JOB_ID=census_$(date -u +%y%m%d_%H%M%S)
OUTPUT_PATH=gs://$BUCKET_NAME/$JOB_ID
gcloud ai-platform jobs submit training $JOB_ID \
    --job-dir $OUTPUT_PATH \
    --runtime-version $TFVERSION \
    --python-version $PYTHONVERSION \
    --module-name trainer.task \
    --package-path trainer/ \
    --region $REGION \
    -- \
    --train-files $TRAIN_DATA \
    --eval-files $EVAL_DATA \
    --train-steps 1000 \
    --eval-steps 100 \
    --verbosity DEBUG

Set an environment variable with the jobId generated above:


In [ ]:
os.environ["JOB_ID"] = "YOUR_JOB_ID" # Replace with your job id

You can monitor the progress of your training job by watching the logs on the command line by running:

gcloud ai-platform jobs stream-logs $JOB_ID

Or monitor it in the Console at AI Platform > Jobs. Wait until your AI Platform training job is done. It is finished when you see a green check mark by the jobname in the Cloud Console, or when you see the message Job completed successfully from the Cloud Shell command line.
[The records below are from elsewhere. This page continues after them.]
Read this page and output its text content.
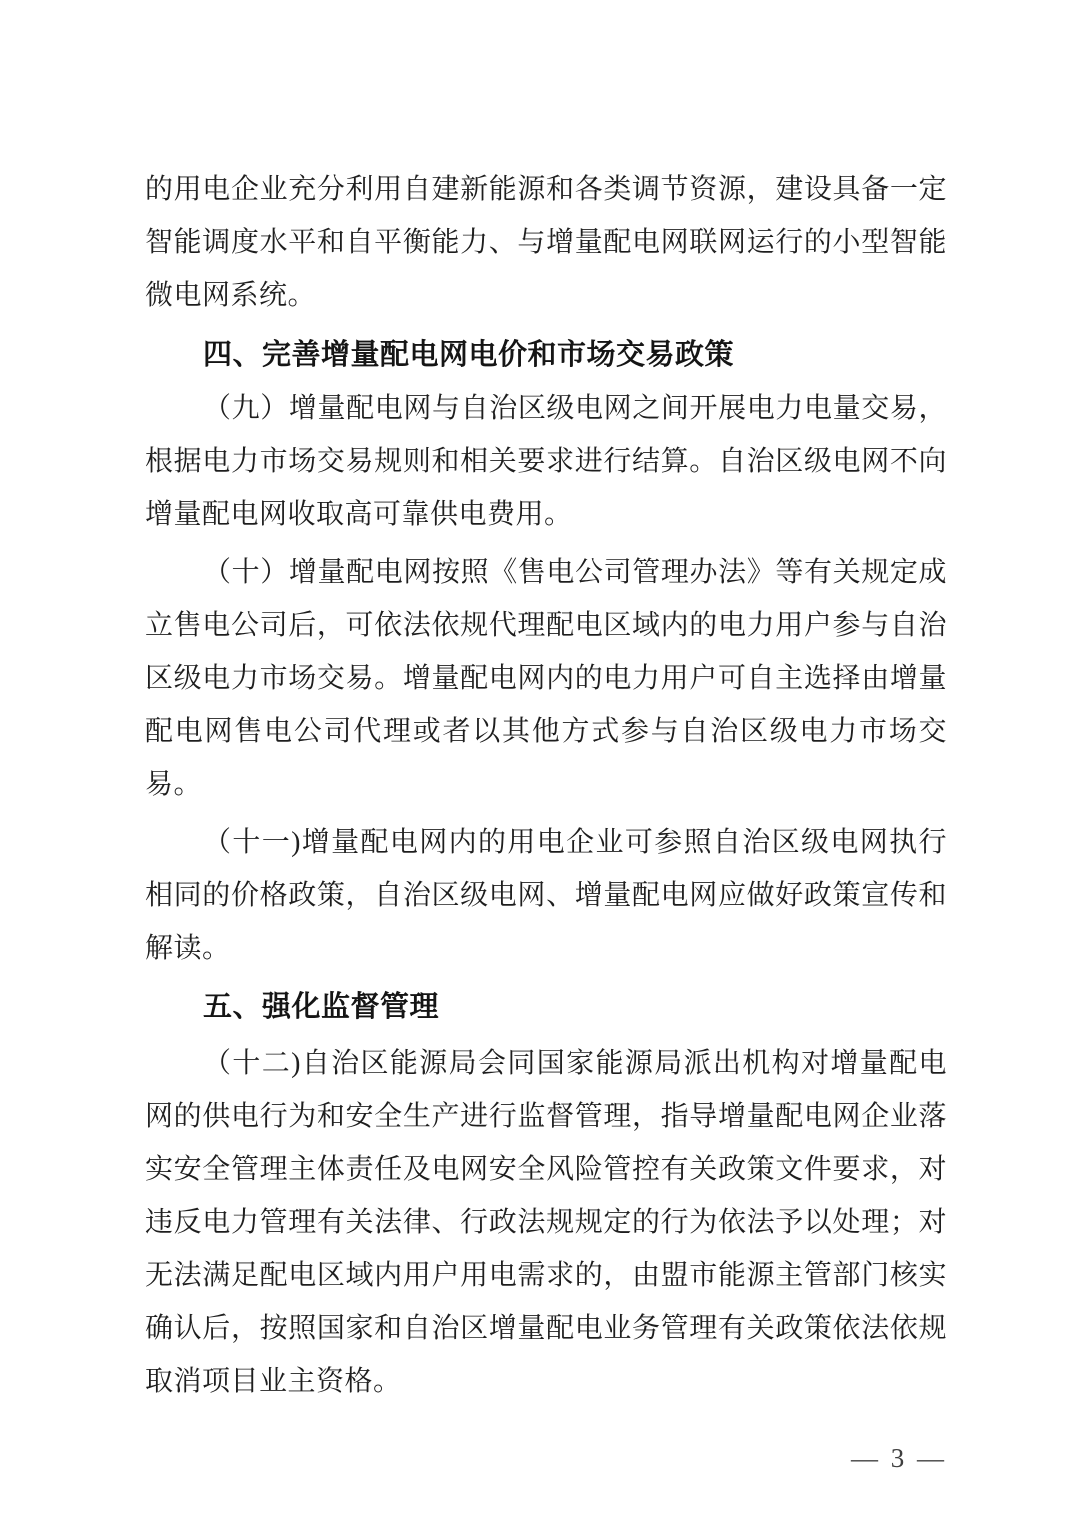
的用电企业充分利用自建新能源和各类调节资源，建设具备一定
智能调度水平和自平衡能力、与增量配电网联网运行的小型智能
微电网系统。
四、完善增量配电网电价和市场交易政策
（九）增量配电网与自治区级电网之间开展电力电量交易，
根据电力市场交易规则和相关要求进行结算。自治区级电网不向
增量配电网收取高可靠供电费用。
（十）增量配电网按照《售电公司管理办法》等有关规定成
立售电公司后，可依法依规代理配电区域内的电力用户参与自治
区级电力市场交易。增量配电网内的电力用户可自主选择由增量
配电网售电公司代理或者以其他方式参与自治区级电力市场交
易。
（十一)增量配电网内的用电企业可参照自治区级电网执行
相同的价格政策，自治区级电网、增量配电网应做好政策宣传和
解读。
五、强化监督管理
（十二)自治区能源局会同国家能源局派出机构对增量配电
网的供电行为和安全生产进行监督管理，指导增量配电网企业落
实安全管理主体责任及电网安全风险管控有关政策文件要求，对
违反电力管理有关法律、行政法规规定的行为依法予以处理；对
无法满足配电区域内用户用电需求的，由盟市能源主管部门核实
确认后，按照国家和自治区增量配电业务管理有关政策依法依规
取消项目业主资格。
— 3 —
Go back to the lab instructions and check your progress by testing the completed task:

- "Run a single-instance trainer in the cloud".

Step 3.3: Deploy your model to support prediction

By deploying your trained model to AI Platform to serve online prediction requests, you get the benefit of scalable serving. This is useful if you expect your trained model to be hit with many prediction requests in a short period of time.
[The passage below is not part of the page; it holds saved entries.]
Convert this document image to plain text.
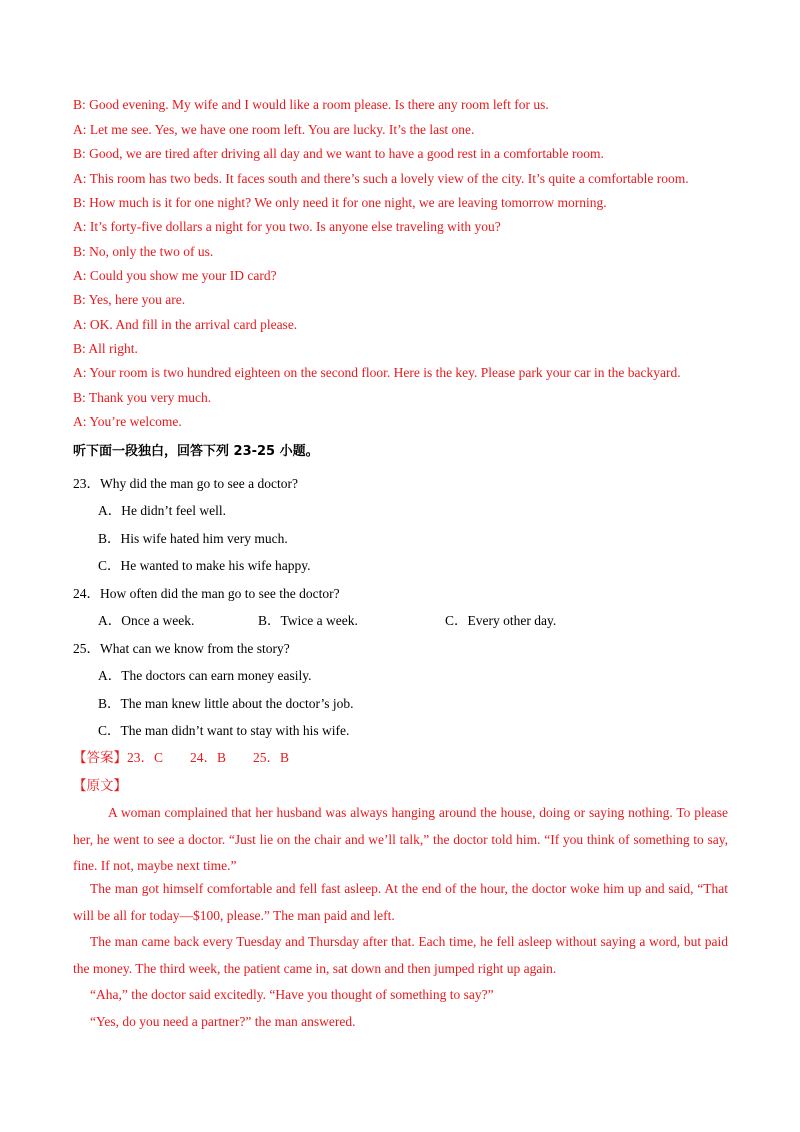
B: Good evening. My wife and I would like a room please. Is there any room left for us.
A: Let me see. Yes, we have one room left. You are lucky. It’s the last one.
B: Good, we are tired after driving all day and we want to have a good rest in a comfortable room.
A: This room has two beds. It faces south and there’s such a lovely view of the city. It’s quite a comfortable room.
B: How much is it for one night? We only need it for one night, we are leaving tomorrow morning.
A: It’s forty-five dollars a night for you two. Is anyone else traveling with you?
B: No, only the two of us.
A: Could you show me your ID card?
B: Yes, here you are.
A: OK. And fill in the arrival card please.
B: All right.
A: Your room is two hundred eighteen on the second floor. Here is the key. Please park your car in the backyard.
B: Thank you very much.
A: You’re welcome.
听下面一段独白，回答下列 23-25 小题。
23．Why did the man go to see a doctor?
A．He didn’t feel well.
B．His wife hated him very much.
C．He wanted to make his wife happy.
24．How often did the man go to see the doctor?
A．Once a week.	B．Twice a week.	C．Every other day.
25．What can we know from the story?
A．The doctors can earn money easily.
B．The man knew little about the doctor’s job.
C．The man didn’t want to stay with his wife.
【答案】23．C　　24．B　　25．B
【原文】
A woman complained that her husband was always hanging around the house, doing or saying nothing. To please her, he went to see a doctor. “Just lie on the chair and we’ll talk,” the doctor told him. “If you think of something to say, fine. If not, maybe next time.”
The man got himself comfortable and fell fast asleep. At the end of the hour, the doctor woke him up and said, “That will be all for today—$100, please.” The man paid and left.
The man came back every Tuesday and Thursday after that. Each time, he fell asleep without saying a word, but paid the money. The third week, the patient came in, sat down and then jumped right up again.
“Aha,” the doctor said excitedly. “Have you thought of something to say?”
“Yes, do you need a partner?” the man answered.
Create an AI Platform model:


In [ ]:
os.environ["MODEL_NAME"] = "census"

In [ ]:
%%bash

gcloud ai-platform models create $MODEL_NAME --regions=$REGION

Set the environment variable MODEL_BINARIES to the full path of your exported trained model binaries $OUTPUT_PATH/keras_export/.

You'll deploy this trained model.

Run the following command to create a version v1 of your model:


In [ ]:
%%bash

OUTPUT_PATH=gs://$BUCKET_NAME/$JOB_ID
MODEL_BINARIES=$OUTPUT_PATH/keras_export/
gcloud ai-platform versions create v1 \
--model $MODEL_NAME \
--origin $MODEL_BINARIES \
--runtime-version $TFVERSION \
--python-version $PYTHONVERSION

It may take several minutes to deploy your trained model. When done, you can see a list of your models using the models list command:


In [ ]:
%%bash

gcloud ai-platform models list

Go back to the lab instructions and check your progress by testing the completed tasks:

- "Create an AI Platform model".

- "Create a version v1 of your model".

Step 3.4: Send an online prediction request to your deployed model

You can now send prediction requests to your deployed model. The following command sends a prediction request using the test.json.
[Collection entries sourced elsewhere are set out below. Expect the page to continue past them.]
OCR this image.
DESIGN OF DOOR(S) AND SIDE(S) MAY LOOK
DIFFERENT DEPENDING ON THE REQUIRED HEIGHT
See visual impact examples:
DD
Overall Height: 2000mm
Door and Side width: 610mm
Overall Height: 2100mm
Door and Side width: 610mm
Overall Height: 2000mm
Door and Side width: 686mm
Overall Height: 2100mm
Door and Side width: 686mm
The response includes the probabilities of each label (>50K and <=50K) based on the data entry in test.json, thus indicating whether the predicted income is greater than or less than 50,000 dollars.


In [ ]:
%%bash

gcloud ai-platform predict \
--model $MODEL_NAME \
--version v1 \
--json-instances ./test.json

Note: AI Platform supports batch prediction, too, but it's not included in this lab. See the documentation for more info.

Go back to the lab instructions to answer some multiple choice questions to reinforce your uncerstanding of some of these lab's concepts.

Congratulations!

In this lab you've learned how to train a TensorFlow model both locally and on AI Platform, how to prepare data for prediction and to perform predictions both locally and in the Cloud AI Platform.